GOP officials recently mentioned the investigation in a May 7 report of the party’s Financial Controls and Oversight Committee. “As to the part of the investigation connected with the 2010 recount, the Party is vigorously contesting the allegations contained in the Common Cause complaint,” the report said. “No evaluation of the likely outcome of the Board’s investigation is possible at this stage of the investigation. The investigation is ongoing, and on the advice of our attorneys, no further comment can be made.”
After filing his CFPD complaint, Dean subsequently wrote a letter to Ramsey County Attorney John Choi asking him to work with the St. Paul Police Department to investigate the GOP’s actions regarding Count Them All Properly. A spokesman for the Ramsey County attorney’s office acknowledged receiving the letter last week and said a response was being prepared for release on Friday after press time.
Common Cause’s challenges to disclosure practices among groups raising money in support of the ballot initiative to ban same-sex marriage in the state Constitution are part of a legal battle that’s been unfolding since the U.S. Supreme Court’s 2010 decision that allowed corporations to spend money to influence the outcomes of elections.
Since the decision, social conservative groups have gone to court to challenge the legality of requiring groups to reveal the identities of their underlying donors.

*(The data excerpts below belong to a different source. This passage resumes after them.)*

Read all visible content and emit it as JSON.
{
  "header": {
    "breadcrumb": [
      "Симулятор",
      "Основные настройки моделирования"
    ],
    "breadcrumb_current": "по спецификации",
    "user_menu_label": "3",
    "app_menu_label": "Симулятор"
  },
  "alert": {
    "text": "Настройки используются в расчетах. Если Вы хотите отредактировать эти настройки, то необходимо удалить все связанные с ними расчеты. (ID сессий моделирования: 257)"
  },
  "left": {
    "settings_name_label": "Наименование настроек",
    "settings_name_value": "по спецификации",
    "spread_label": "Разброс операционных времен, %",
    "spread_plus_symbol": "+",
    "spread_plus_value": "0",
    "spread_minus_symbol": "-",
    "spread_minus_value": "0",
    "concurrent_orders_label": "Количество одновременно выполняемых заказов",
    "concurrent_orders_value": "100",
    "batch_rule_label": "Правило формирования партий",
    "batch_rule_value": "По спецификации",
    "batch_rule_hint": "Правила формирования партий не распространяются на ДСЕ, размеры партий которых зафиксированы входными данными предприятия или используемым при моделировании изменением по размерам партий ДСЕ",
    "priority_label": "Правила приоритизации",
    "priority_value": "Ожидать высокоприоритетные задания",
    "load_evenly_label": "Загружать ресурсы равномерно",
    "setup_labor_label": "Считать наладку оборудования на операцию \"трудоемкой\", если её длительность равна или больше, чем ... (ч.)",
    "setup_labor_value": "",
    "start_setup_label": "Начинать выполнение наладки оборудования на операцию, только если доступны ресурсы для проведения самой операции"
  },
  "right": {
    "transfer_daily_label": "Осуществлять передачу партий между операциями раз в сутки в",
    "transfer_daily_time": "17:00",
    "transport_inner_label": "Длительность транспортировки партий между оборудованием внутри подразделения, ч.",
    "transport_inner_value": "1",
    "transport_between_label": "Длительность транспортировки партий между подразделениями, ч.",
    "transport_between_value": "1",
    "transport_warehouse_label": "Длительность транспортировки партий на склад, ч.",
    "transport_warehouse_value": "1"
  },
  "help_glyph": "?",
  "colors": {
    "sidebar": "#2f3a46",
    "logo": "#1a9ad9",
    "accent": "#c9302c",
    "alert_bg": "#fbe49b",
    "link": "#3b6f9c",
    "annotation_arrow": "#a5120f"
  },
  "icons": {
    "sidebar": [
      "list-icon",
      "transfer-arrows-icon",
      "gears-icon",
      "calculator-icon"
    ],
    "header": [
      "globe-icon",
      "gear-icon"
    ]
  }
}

In a case against the Minnesota Family Council brought by Common Cause earlier this year, Dean argued that 2011 campaign finance reports show that the majority of the group’s fundraising is related to the marriage amendment. That makes the ballot initiative the group’s “major purpose” and they should therefore be required to register as a political committee and abide by disclosure regulations, he said.
Common Cause has also brought a complaint against the umbrella group Minnesota for Marriage, an affiliate of the National Organization for Marriage and an active campaigner in support of the amendment. Dean’s complaint said the group listed only seven donors on its 2011 campaign finance report, representing just a tiny fraction of the $830,000 it raised. The bulk of the money was contributed by groups like the National Organization for Marriage and the Minnesota Catholic Conference, which are not political committees and do not have to disclose their underlying donors.

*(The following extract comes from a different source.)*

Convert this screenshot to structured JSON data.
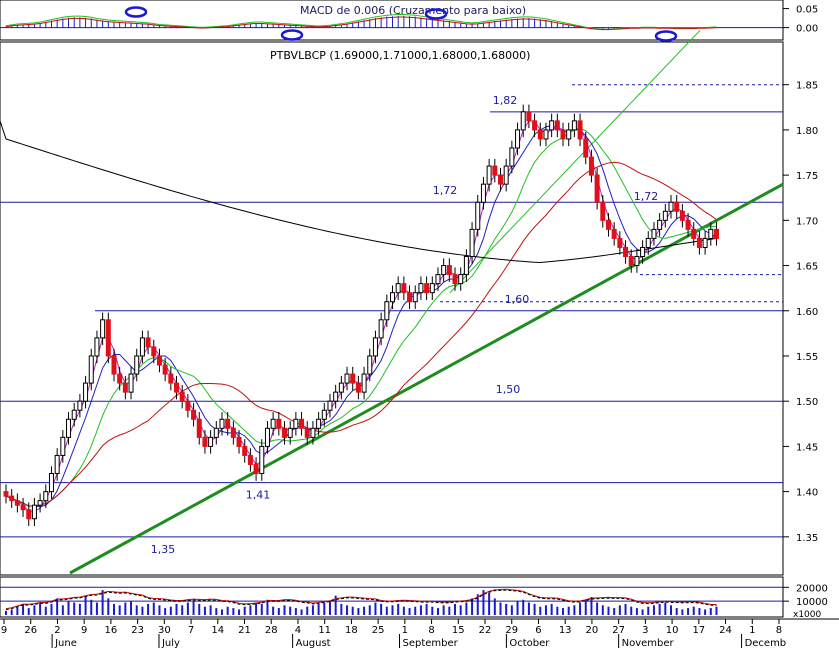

Filing a false report is a gross misdemeanor that carries a maximum $3,000 fine. The real object of Dean’s complaint, he said, is to compel greater disclosure.
“You’ve seen nationally when these groups are running these ballot campaigns to support traditional marriage laws,” Dean said, “they almost always oppose disclosure laws and they almost always try to hide their donors. This is what we’re seeing happen now in Minnesota. Really what I want to see is full disclosure, following the state law. That’s what I think a victory would look like in this particular case.”

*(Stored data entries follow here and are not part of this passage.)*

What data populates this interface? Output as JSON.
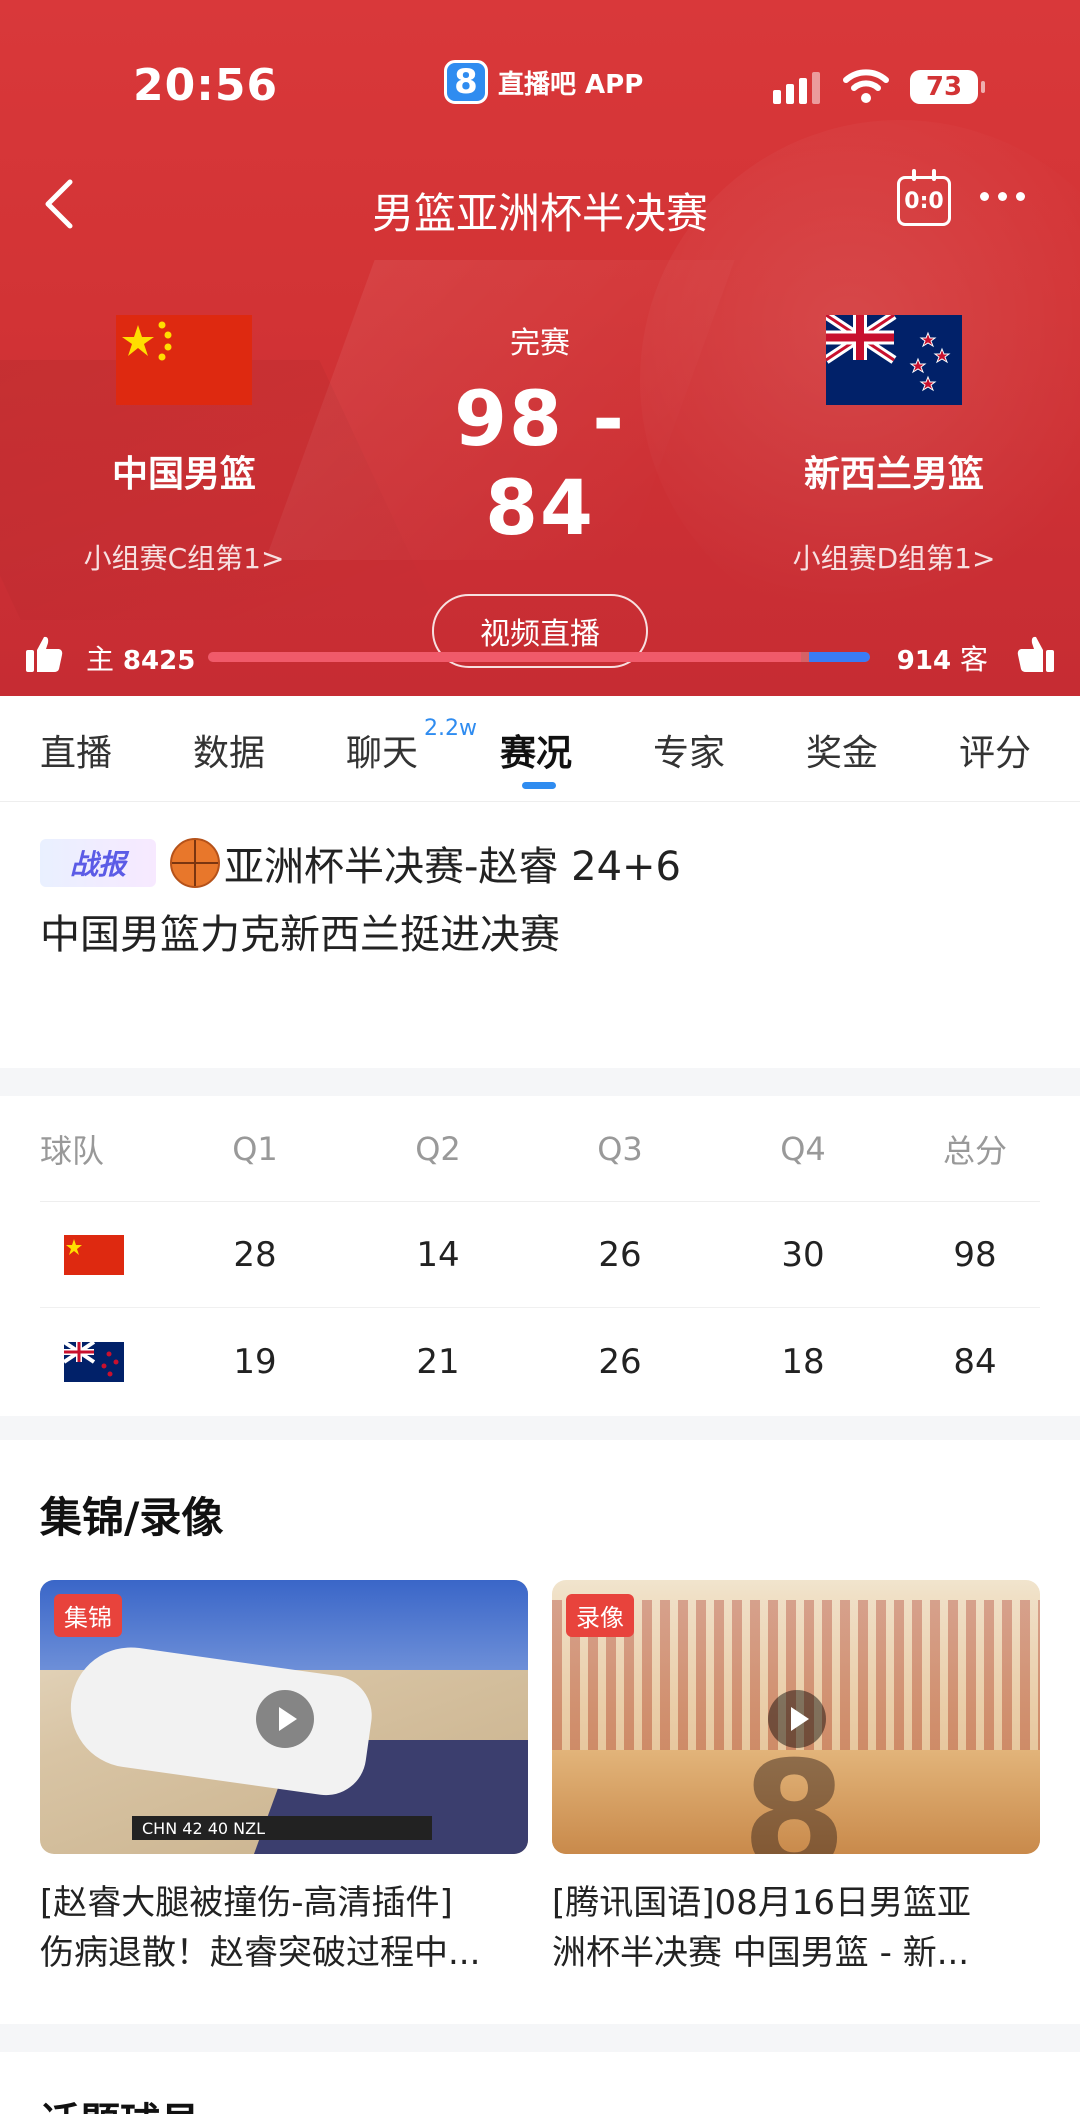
{
  "status_bar": {
    "time": "20:56",
    "app_logo": "8",
    "app_name": "直播吧 APP",
    "battery": "73"
  },
  "nav": {
    "title": "男篮亚洲杯半决赛",
    "score_icon_text": "0:0"
  },
  "match": {
    "status": "完赛",
    "score": "98 - 84",
    "live_button": "视频直播",
    "home": {
      "name": "中国男篮",
      "rank": "小组赛C组第1>"
    },
    "away": {
      "name": "新西兰男篮",
      "rank": "小组赛D组第1>"
    }
  },
  "support": {
    "home_label": "主",
    "home_count": "8425",
    "away_count": "914",
    "away_label": "客",
    "home_share": 0.902
  },
  "tabs": [
    {
      "label": "直播"
    },
    {
      "label": "数据"
    },
    {
      "label": "聊天",
      "badge": "2.2w"
    },
    {
      "label": "赛况"
    },
    {
      "label": "专家"
    },
    {
      "label": "奖金"
    },
    {
      "label": "评分"
    }
  ],
  "report": {
    "tag": "战报",
    "line1": "亚洲杯半决赛-赵睿 24+6",
    "line2": "中国男篮力克新西兰挺进决赛"
  },
  "quarter_table": {
    "headers": [
      "球队",
      "Q1",
      "Q2",
      "Q3",
      "Q4",
      "总分"
    ],
    "rows": [
      {
        "team_flag": "china-flag",
        "q1": "28",
        "q2": "14",
        "q3": "26",
        "q4": "30",
        "total": "98"
      },
      {
        "team_flag": "new-zealand-flag",
        "q1": "19",
        "q2": "21",
        "q3": "26",
        "q4": "18",
        "total": "84"
      }
    ]
  },
  "highlights": {
    "title": "集锦/录像",
    "videos": [
      {
        "tag": "集锦",
        "title_line1": "[赵睿大腿被撞伤-高清插件]",
        "title_line2": "伤病退散！赵睿突破过程中...",
        "overlay": "CHN 42 40 NZL"
      },
      {
        "tag": "录像",
        "title_line1": "[腾讯国语]08月16日男篮亚",
        "title_line2": "洲杯半决赛 中国男篮 - 新...",
        "overlay": "8"
      }
    ]
  },
  "next_section": {
    "title": "话题球员"
  },
  "colors": {
    "header_red": "#d23335",
    "accent_blue": "#2f8cf0",
    "tag_red": "#e8433c"
  }
}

Dean said he was asked by the CFPD to respond to questions regarding the “major purpose” issue in the Minnesota Family Council complaint. Dean submitted a written response to the CFPD in April.
A spokesman for Minnesota for Marriage said he’s not aware of any recent developments in the matter. The group maintains that Common Cause’s complaint is “a political stunt.”
“Minnesota for Marriage has complied with Minnesota law and all of CFB’s guidance,” John Helmberger, the group’s chairman, said in a news release last March when the complaint was filed.
If taking on the state Republican Party and the anti-gay marriage groups weren’t enough of a caseload for Common Cause, the group recently took on a national conservative lightning rod, the American Legislative Exchange Council (ALEC). The group operates nationally and creates model legislation for its members to introduce in state legislatures.
Common Cause filed complaints with the CFPD and the Minnesota attorney general’s office contending that ALEC is improperly established as a charity and needs to register as a lobbying entity. Dean said he hasn’t heard from the CFPD regarding whether that complaint will be investigated.